Nombre minimum de signatures requises, seuils de validation des résultats… Sous l’égide du think tank, des universitaires ont dessiné les contours d’un RIC viable.

Depuis trois mois, l’instauration du référendum d’initiative citoyenne (RIC) est devenue la revendication phare du mouvement des « gilets jaunes ». C’est une proposition largement approuvée par les Français qui y voient un moyen d’exercer effectivement leur souveraineté, de proposer et d’adopter des lois qu’ils jugeraient nécessaires, d’en abroger qui leur paraîtraient néfastes, voire pour les plus exigeants de révoquer des élus.

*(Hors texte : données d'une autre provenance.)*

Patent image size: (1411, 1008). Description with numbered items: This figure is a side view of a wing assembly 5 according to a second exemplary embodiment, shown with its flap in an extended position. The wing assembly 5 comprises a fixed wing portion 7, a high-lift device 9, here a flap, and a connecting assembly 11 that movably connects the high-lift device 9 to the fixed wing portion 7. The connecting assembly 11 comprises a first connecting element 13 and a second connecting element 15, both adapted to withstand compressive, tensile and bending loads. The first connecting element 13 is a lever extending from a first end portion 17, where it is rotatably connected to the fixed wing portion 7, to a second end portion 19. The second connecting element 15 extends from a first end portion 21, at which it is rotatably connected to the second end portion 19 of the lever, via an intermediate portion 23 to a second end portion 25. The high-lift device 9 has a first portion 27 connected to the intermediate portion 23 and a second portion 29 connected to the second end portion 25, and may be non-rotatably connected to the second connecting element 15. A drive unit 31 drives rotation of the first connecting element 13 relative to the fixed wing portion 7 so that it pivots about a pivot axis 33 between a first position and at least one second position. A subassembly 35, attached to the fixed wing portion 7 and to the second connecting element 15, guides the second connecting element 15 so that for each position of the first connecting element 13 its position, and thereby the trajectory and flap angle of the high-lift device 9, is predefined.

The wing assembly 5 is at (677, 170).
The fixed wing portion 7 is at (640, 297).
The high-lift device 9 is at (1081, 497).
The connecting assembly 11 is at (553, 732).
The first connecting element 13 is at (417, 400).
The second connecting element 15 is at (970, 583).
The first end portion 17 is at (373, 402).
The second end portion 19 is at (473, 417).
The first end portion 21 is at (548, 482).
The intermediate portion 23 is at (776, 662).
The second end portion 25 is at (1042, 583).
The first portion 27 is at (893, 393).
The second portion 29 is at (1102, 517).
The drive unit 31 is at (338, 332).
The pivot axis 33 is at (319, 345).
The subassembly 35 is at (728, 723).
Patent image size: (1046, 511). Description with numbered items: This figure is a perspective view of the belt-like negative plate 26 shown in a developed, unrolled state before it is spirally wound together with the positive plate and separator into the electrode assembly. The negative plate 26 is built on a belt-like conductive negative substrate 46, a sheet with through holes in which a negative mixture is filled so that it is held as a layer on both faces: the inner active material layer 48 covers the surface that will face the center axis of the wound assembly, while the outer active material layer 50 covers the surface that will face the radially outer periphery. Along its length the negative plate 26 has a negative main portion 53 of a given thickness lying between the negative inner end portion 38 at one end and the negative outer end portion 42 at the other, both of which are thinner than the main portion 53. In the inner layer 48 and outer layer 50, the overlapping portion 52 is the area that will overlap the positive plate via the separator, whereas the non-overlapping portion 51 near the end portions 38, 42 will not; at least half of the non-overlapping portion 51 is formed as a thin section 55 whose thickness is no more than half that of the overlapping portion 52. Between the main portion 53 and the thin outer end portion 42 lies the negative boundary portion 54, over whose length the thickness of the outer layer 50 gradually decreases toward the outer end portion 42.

Sans surprise, une telle perspective a été accueillie avec une prudente réserve ou de franches réticences par bon nombre de responsables politiques, à commencer par le premier ministre, Edouard Philippe, qui n’a pas hésité à se déclarer « hérissé » par le RIC. Pour sa part, le président de la République, Emmanuel Macron, a mis en garde contre le risque de « concurrence entre les formes de démocratie », directe et représentative.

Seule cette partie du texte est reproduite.